Walczą za ich wolność i za naszą, po to, by oni odzyskali w całości swoje państwo, by wyparli rosyjskiego najeźdźcę, tak doskonale nam znanego, ale także po to, by go zatrzymali, byśmy nie stali się kolejnym celem rosyjskiej agresji
- mówił prezydent Andrzej Duda. Dodał, że "to, że dziś żyjemy w wolnym, coraz bardziej dostatnim kraju, zawdzięczamy także bohaterstwu powstańców styczniowych".
Andrzej Duda zwracał uwagę na rolę, jaką odegrało powstanie styczniowe w kształtowaniu się ducha narodu polskiego. Jak mówił, Polska w obecnym kształcie to też efekt działań naszych przodków z tamtych czasów. - Ta Polska, która jest dzisiaj coraz bardziej dostatnia, w której wszystkim nam żyje się z biegiem kolejnych lat coraz lepiej, ta Polska, która jest dzisiaj, śmiało można mówić, w sercu zjednoczonej Europy, ta Polska, która jest dzisiaj częścią największego i najsilniejszego na świecie sojuszu wojskowego, jakim jest NATO - ta Polska zawdzięcza swój wielki potencjał tamtemu właśnie bohaterstwu - podkreślił.
Więcej aktualnych informacji z kraju i ze świata na stronie głównej Gazeta.pl
Andrzej Duda w swoim przemówieniu w Bodzentynie mówił o wojnie w Ukrainie i ostatnich decyzjach sojuszników Kijowa o przesłaniu ciężkiego uzbrojenia.

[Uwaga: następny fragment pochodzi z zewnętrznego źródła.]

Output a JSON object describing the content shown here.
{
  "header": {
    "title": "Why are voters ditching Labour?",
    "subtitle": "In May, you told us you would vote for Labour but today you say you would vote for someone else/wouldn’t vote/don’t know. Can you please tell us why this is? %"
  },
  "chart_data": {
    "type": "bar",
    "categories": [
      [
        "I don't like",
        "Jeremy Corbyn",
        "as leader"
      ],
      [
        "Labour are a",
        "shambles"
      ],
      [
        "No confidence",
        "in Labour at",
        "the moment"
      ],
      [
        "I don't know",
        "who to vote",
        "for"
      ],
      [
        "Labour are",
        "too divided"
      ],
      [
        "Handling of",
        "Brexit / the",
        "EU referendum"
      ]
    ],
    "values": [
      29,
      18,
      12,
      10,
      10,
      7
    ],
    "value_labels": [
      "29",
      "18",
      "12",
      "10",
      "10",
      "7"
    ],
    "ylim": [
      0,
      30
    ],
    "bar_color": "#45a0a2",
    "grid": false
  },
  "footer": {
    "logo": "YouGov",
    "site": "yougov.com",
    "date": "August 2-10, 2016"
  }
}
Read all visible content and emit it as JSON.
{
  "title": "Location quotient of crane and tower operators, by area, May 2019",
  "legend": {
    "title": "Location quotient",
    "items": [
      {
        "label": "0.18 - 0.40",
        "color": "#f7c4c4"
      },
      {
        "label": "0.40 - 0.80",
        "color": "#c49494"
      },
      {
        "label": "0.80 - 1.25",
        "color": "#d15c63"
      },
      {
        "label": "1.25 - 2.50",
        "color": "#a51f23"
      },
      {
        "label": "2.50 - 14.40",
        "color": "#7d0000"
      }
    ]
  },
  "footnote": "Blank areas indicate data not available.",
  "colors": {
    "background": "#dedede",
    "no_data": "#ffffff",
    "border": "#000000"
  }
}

Dzięki nowoczesnemu uzbrojeniu oparcie się takiej nawale jak rosyjska jest możliwe. Polski żołnierz jest w stanie pokonać każdego przeciwnika, więc musimy uczynić wszystko, aby miał najlepsze uzbrojenie. To kwestia naszej odpowiedzialności i wymogów czasów, w których żyjemy. Chcę zapewnić, że to zrealizujemy. Chcę zapewnić, że dopóki będę sprawował urząd prezydenta, będę o to ze wszystkich sił dbał
- zapewnił prezydent. Mówiąc o wzmacnianiu polskiego bezpieczeństwa poprzez modernizację polskiej armii, Duda wyjaśniał, że "dzisiaj przede wszystkim musimy być bezpieczni, musimy zabezpieczyć się przed tym, by nikt nie odebrał nam naszej wolności, suwerenności, niepodległości".
"To było świadectwo tamtych czasów. To było cierpienie, które Polaków nie złamało" - takim cytatem opatrzono jeden z wpisów na oficjalnym koncie prezydenta na Twitterze.
Powstanie styczniowe trwało ponad półtora roku, w walkach wzięło udział ponad 200 tysięcy osób, Polaków, Litwinów, Białorusinów i Ukraińców. Ponad 20 tysięcy osób zginęło, a dziesiątki tysięcy padły później ofiarą represji - w tym konfiskaty majątku.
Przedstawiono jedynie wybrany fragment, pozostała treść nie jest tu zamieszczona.